DIEP flap surgery takes about six to eight hours. Following it, your abdomen appears flatter and feels tighter, as if you had a tummy tuck. The abdominal incision for DIEP flap surgery results in a horizontal scar that runs from one hip to the other and is about one-third of the way up between the top of your pubic hair and your navel, usually beneath your bikini line.

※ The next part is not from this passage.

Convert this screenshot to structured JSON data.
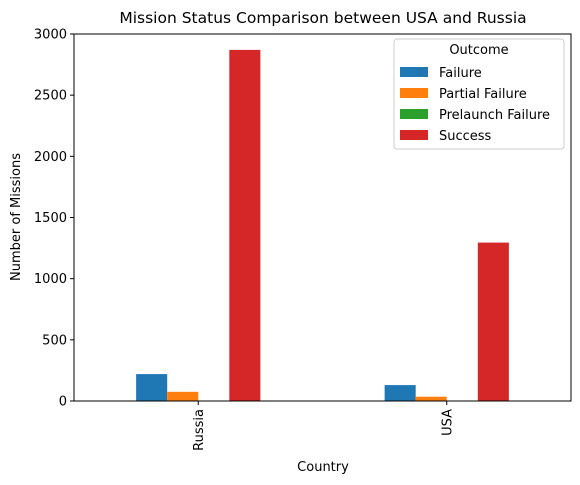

Sometimes the blood vessels that surgeons need to employ in DIEP flap surgeries are not all in the same line in the abdominal muscle. Surgeons may need to use many veins situated throughout the muscle. Rather than cutting through the muscle, doctors may separate one of the veins, loop it around the intervening muscle, and reattach it again. Some surgeons call this approach the APEX (abdominal perforator exchange) flap operation.

Not all breast reconstruction surgeons perform DIEP flap surgery, and the procedure is not routinely available in hospitals. Ask your cancer care team to refer you to plastic surgeons who specialize in DIEP flap repair, especially if your surgeon suggests TRAM flap surgery and you are concerned about the risk and potential complications.

By the way, if you are looking for a surgeon for DIEP flap surgery, you may try searching "DIEP flap surgeons near me".

Recovery from DIEP flap reconstruction
DIEP flap surgery necessitates a hospital stay of approximately five days. Recovery time might range from six to eight weeks.

Keep the area clean, dry, and safe, and follow your surgical team's recommendations for when to begin walking stretching exercises, and regular daily activities. As with any abdominal surgery, sitting or standing up from a sitting position at first may be difficult or unpleasant. It may also be difficult to get into and out of bed. Your doctor or physical therapist can demonstrate how to move as you heal.

Because you have had surgery on two separate sections of your body (your chest and your belly), you may feel worse than someone who has only had a mastectomy, and your recovery time may be longer. You'll have many incisions on your breast, lower abdomen, and around your belly button, as well as drains in your reconstructed breast and abdominal donor site. If you have axillary nodes removed during this procedure, you may have an additional incision under your arm.

If you are in significant pain, notify your surgical team and ask them what medications you can take.

DIEP flap risks and complications 
As with any surgical technique, DIEP flap reconstruction surgery carries the risk of necrosis, fat necrosis, hernia, and muscular weakening. DIEP flaps have a substantially lower risk of hernia than any other type of TRAM flap because they do not need surgeons to use any muscle to reconstruct the breast. However, any abdominal operation has the risk of a hernia.

DIEP flap surgery may not be right for you if: 
- you do not have enough stomach tissue.
- you've already undergone significant abdominal procedures, such as a colostomy (which connects the big intestine to a hole in the abdominal wall) or a tummy tuck (abdominoplasty).
- your abdominal blood arteries are too tiny or are not in the optimal location for a DIEP flap.

It may take a year or more for your tissue to fully recover and your scars to vanish.